O inverno no Sul brilha pela manhã. A geada
branqueia os campos enquanto o gaúcho reúne a
cavalhada. A manhã é fria , mas ele tem seu pala e se
aquece nas cores do amanhecer. O rosto queimado do frio
reflete a luz do inverno .
oooooJá estava tudo pronto, cavalos
encilhados, laço nos tentos e muito chão para
percorrer. O trote suave do crioulo levava o gaúcho a
percorrer os seus campos. Ninguém conhecia mais aquele
pedaço de terra, ninguém fora o seu pingo gateado, que
o acompanhava a mais de 15 anos. Eles formavam uma imagem
nobre que já fazia parte do cenário daquele lugar.
oooooEste era meu vô , viveu 90 anos
no campo e hoje tenho o prazer de recordá-lo. Eu era uma
criança encantada com tudo que vinha da terra e ele me
levava para longas cavalgadas onde me ensinava muitas
coisas do campo. O que eu mais gostava era como
identificar, entre a sua criação de cavalos crioulos,
os pêlos destes animais.
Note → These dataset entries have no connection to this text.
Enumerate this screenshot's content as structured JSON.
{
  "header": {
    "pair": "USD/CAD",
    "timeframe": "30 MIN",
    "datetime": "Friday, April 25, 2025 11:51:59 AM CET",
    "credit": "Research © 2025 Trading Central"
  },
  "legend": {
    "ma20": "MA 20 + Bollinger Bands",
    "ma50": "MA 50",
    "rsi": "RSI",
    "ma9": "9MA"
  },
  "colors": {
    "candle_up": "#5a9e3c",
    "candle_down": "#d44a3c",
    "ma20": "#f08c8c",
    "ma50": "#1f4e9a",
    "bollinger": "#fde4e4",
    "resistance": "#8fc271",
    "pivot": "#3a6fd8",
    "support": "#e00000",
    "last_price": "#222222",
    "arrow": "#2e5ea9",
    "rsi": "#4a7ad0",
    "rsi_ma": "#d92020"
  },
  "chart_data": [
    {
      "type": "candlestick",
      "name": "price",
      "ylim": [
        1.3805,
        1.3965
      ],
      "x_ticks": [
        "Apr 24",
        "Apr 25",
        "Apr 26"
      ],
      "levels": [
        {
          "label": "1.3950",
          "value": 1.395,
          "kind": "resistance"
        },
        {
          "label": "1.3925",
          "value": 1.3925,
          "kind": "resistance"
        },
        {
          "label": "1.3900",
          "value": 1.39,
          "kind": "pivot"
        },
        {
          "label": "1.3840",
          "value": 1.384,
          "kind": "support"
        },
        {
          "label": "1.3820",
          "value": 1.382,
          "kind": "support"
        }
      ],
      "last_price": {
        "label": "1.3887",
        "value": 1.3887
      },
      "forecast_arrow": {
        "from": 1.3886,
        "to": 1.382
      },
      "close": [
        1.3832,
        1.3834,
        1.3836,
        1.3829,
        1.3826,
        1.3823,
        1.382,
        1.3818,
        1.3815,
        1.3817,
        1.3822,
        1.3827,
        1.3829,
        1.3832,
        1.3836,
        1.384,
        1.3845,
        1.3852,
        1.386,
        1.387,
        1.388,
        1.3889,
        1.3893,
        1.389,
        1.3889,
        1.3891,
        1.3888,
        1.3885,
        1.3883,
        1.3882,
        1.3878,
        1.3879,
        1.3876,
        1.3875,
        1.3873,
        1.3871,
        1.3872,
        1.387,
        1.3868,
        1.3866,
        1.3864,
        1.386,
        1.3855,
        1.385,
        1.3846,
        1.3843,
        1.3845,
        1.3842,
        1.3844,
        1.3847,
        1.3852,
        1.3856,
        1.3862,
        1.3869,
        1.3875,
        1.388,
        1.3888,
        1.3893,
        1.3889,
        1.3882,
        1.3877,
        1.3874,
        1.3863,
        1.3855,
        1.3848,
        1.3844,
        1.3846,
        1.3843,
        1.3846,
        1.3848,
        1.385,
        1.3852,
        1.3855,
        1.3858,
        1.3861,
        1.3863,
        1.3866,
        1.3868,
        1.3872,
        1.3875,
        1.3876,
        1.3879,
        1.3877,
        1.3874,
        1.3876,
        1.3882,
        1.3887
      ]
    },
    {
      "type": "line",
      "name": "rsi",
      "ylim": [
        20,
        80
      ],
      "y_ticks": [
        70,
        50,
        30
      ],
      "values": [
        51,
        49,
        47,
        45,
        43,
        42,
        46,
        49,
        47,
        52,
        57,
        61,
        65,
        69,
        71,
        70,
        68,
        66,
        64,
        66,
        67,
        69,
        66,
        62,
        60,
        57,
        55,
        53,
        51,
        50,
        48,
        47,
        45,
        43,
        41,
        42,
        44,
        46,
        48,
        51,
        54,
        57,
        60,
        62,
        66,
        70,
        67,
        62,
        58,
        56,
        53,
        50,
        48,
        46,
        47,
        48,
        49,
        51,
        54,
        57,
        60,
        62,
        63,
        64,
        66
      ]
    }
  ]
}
Palavras como Zaino, Tubiano,
Lobuno e outras eram para mim nomes totalmente
desconhecidos que ele passo a passo tornava-as super
familiares.
00000A volta era uma delícia. Os
cavalos estavam mais ligeiros, porque sabiam que faltava
pouco para o seu descanso e o vô ia sempre me dizendo
por onde conduzi-los para melhor poupar os cascos dos
animais. Passávamos por pedras, pastos, aguadas e areia
e a cada passagem vinha uma orientação diferente.
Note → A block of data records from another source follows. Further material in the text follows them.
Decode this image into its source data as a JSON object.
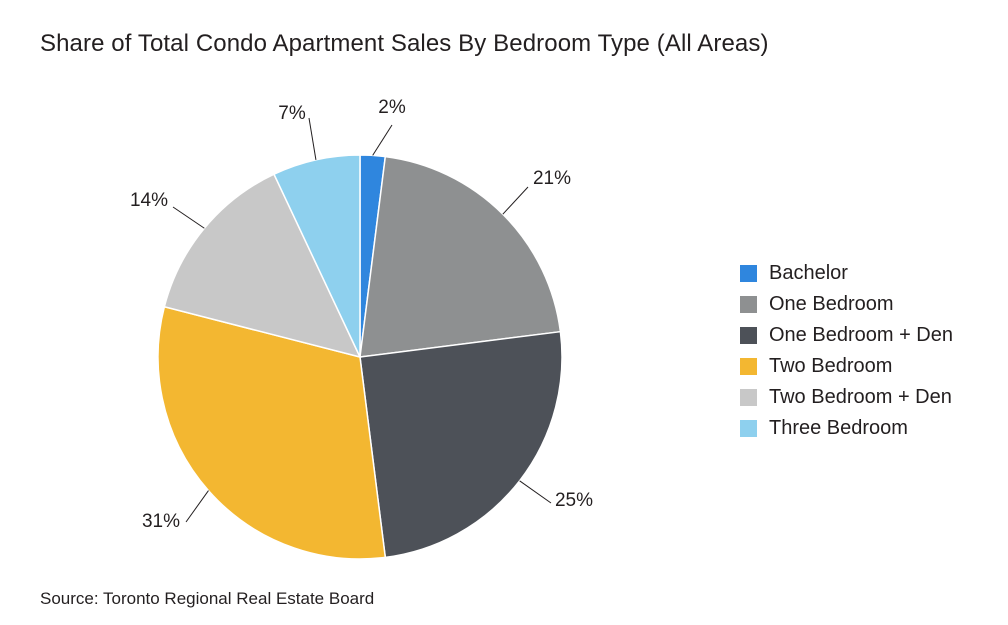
{
  "chart_data": {
    "type": "pie",
    "title": "Share of Total Condo Apartment Sales By Bedroom Type (All Areas)",
    "source": "Source: Toronto Regional Real Estate Board",
    "unit": "%",
    "legend_position": "right",
    "slices": [
      {
        "label": "Bachelor",
        "value": 2,
        "data_label": "2%",
        "color": "#2f86de"
      },
      {
        "label": "One Bedroom",
        "value": 21,
        "data_label": "21%",
        "color": "#8e9091"
      },
      {
        "label": "One Bedroom + Den",
        "value": 25,
        "data_label": "25%",
        "color": "#4d5158"
      },
      {
        "label": "Two Bedroom",
        "value": 31,
        "data_label": "31%",
        "color": "#f3b731"
      },
      {
        "label": "Two Bedroom + Den",
        "value": 14,
        "data_label": "14%",
        "color": "#c8c8c8"
      },
      {
        "label": "Three Bedroom",
        "value": 7,
        "data_label": "7%",
        "color": "#8ed0ee"
      }
    ]
  }
}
0000A chegada era cheia de surpresas
. Desencilhar o cavalo era tarefa difícil que só depois
de muito tempo fui capaz de realizar. Cada corda tinha
uma história e um lugar especial. Curiosa, eu observava
que o cavalo, sempre atento, sabia tudo que ia ser feito
até que ele pudesse deitar no campo e rolar suas costas
no chão. A parte que eu mais gostava era ver derramar
uma água no lombo do cavalo e dar uma penteada no pelo
suado, depois de tirar o último enxergão. Depois vinha
a alegria do crioulo sacudindo suas crinas ao encontro da
liberdade. As lições encerravam com um mate gostoso ao
redor da lareira.
0000Pintando me aproximo destas
doces recordações. Expondo o meu trabalho mostro o
carinho que tenho pela minha terra, o respeito que tenho
pelos homens do campo e o meu orgulho de ser gaúcha.